CCI-MOC / ops-issues

2 stars 0 forks source link

Evaluate if our current hardware can support AMD GPUs #1344

Open msdisme opened 3 weeks ago

msdisme commented 3 weeks ago

AMD is planning to initially provide mi100s. https://www.amd.com/en/products/accelerators/instinct/mi100.html

hakasapl commented 2 weeks ago

The mi100s support both PCIe 3.0 and 4.0. Question for AMD (Will @hpdempsey relay this?): "will we lose performance if we run this card off a PCIe 3.0 bus"?

We don't have anything that can run this on a 4.0 bus. If it's okay to stick to a 3.0 bus my recommendation is to:

  1. Decommission half of the V100 nodes in NERC openstack, take the V100 GPUs out of the decommissioned nodes and install them in the remaining V100 nodes (those are Dell R740s that can support 2 GPUs each). That leaves the same amount of V100s in NERC openstack but half the nodes (which is also more space-efficient, as a single GPU per 2U is really not space-efficient at all).
  2. Add the new AMD cards to the now empty R740s and add them into NERC openshift (2 per node)

If we'd prefer to run these at 4.0 speeds, we'd need to buy something new. I recommend something along the lines of Dell R760 (the last quote I got for one of these was $12k each), which can run 3 GPUs simultaneously on 4.0 bus. Or we can check with FLAX what whitebox solutions they have, which is probably a lot cheaper.

msdisme commented 2 weeks ago

For our purposes the 3.0 is fine. Can they handle 2 per system (300 watts peak for each card)?

@hpdempsey any reason not to double them up?

msdisme commented 2 weeks ago

@hakasapl I am not 100% sure how many cards we are getting yet, but I think it is 4 or 8.

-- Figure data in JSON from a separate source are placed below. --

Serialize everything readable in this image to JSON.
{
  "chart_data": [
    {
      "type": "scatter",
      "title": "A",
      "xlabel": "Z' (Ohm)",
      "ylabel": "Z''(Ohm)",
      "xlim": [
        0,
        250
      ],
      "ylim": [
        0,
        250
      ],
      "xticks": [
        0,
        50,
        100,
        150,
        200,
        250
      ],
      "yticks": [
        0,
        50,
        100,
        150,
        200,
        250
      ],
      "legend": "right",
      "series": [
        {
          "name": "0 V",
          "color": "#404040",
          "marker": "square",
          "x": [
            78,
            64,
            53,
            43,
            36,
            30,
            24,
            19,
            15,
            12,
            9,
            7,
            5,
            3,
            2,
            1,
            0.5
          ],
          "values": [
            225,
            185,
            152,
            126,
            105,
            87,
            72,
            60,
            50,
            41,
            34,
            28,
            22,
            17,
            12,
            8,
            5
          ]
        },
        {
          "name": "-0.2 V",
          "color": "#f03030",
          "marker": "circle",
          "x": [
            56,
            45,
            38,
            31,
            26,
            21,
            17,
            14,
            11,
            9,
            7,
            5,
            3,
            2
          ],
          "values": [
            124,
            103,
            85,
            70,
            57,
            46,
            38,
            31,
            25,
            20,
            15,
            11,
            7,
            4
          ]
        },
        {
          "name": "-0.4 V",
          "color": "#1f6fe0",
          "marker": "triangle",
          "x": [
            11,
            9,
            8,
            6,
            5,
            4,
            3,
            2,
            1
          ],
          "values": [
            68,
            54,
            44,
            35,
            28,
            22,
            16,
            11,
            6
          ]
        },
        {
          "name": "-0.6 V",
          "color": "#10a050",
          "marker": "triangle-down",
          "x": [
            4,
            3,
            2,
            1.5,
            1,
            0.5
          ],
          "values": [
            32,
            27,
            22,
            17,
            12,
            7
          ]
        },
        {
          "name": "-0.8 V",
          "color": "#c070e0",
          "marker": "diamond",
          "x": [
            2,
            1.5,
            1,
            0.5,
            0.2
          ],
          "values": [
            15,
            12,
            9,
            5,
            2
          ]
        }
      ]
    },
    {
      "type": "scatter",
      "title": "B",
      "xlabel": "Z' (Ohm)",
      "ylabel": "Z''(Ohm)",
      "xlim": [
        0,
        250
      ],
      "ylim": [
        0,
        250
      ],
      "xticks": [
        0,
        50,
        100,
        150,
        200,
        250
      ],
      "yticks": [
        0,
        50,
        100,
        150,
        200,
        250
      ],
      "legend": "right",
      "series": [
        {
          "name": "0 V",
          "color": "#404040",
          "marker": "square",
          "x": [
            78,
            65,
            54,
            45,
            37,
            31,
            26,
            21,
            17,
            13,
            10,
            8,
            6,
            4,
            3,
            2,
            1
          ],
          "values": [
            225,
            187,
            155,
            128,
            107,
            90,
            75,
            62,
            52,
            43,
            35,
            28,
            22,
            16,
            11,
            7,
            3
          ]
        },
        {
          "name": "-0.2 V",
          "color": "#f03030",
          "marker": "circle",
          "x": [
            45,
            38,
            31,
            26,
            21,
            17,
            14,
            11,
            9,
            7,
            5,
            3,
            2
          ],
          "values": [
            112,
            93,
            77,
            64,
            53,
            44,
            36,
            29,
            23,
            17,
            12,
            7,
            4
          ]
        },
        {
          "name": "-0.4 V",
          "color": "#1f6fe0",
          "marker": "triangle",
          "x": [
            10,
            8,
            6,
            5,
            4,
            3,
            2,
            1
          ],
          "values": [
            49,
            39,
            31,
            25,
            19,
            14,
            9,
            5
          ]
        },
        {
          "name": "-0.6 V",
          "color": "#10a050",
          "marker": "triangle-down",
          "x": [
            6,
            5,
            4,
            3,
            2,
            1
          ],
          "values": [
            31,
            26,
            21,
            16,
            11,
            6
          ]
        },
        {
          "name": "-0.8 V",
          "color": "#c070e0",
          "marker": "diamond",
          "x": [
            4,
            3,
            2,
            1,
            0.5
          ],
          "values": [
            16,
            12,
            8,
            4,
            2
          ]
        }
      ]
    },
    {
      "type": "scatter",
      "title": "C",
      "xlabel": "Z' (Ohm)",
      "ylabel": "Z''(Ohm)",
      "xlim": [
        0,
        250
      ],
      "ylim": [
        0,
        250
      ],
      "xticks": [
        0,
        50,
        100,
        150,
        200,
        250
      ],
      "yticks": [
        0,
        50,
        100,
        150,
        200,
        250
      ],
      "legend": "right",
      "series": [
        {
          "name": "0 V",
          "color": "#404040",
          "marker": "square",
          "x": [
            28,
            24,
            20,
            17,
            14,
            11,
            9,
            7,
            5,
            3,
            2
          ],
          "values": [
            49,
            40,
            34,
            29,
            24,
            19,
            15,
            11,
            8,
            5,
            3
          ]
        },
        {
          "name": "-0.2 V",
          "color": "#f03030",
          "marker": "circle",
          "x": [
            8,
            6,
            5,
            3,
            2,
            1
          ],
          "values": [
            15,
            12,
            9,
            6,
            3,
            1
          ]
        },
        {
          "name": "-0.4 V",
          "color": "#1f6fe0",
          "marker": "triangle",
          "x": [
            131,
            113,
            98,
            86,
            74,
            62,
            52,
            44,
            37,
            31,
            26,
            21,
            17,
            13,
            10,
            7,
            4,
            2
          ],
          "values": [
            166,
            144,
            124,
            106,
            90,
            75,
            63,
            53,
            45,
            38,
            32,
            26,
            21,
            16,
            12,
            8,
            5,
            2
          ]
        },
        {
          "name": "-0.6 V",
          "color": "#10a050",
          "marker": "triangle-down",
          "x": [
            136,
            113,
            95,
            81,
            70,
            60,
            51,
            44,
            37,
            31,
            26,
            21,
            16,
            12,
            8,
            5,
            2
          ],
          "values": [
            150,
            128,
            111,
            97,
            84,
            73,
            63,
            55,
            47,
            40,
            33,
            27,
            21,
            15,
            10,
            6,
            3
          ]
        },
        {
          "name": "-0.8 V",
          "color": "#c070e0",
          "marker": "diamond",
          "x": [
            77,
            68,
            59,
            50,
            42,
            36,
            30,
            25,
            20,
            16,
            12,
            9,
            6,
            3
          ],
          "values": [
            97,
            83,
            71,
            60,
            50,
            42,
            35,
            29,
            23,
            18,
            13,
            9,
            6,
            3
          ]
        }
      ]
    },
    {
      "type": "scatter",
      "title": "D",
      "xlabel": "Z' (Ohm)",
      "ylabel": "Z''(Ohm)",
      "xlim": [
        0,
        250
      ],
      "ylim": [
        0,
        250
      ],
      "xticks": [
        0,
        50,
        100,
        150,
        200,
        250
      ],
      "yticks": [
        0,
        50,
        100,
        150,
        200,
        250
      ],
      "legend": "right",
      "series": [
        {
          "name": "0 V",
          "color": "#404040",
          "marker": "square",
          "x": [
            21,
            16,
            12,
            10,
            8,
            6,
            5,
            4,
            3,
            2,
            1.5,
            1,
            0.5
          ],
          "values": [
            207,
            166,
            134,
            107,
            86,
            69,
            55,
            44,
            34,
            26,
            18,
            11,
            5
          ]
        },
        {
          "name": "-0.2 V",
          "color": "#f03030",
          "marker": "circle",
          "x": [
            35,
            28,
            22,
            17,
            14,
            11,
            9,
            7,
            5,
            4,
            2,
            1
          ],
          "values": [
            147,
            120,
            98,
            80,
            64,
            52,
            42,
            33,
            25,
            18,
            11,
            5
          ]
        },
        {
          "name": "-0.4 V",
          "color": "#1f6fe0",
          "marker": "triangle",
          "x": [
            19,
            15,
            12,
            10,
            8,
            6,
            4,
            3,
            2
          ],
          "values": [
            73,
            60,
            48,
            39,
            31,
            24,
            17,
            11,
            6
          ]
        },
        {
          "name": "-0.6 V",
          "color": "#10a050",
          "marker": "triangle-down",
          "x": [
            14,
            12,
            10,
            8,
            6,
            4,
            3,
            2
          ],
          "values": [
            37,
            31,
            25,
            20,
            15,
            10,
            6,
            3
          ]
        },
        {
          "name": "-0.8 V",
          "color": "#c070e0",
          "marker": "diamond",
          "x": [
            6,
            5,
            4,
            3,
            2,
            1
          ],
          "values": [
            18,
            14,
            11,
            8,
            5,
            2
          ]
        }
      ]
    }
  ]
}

  1. Is my read of the 16 v100 node correct?
  2. Any problems with heat/power for the rack if we increase the amount of power draw on those 740's?
hakasapl commented 2 weeks ago

@msdisme I think there are 19 R740xds in that rack (each with 1 V100). I don't see any issues with doubling up on the GPUs. There are several air cooled racks with even higher GPU density in the facility already.

hpdempsey commented 2 weeks ago

Are the v100s in OpenStack currently being used by anyone? (asking because of downtime impact on charging).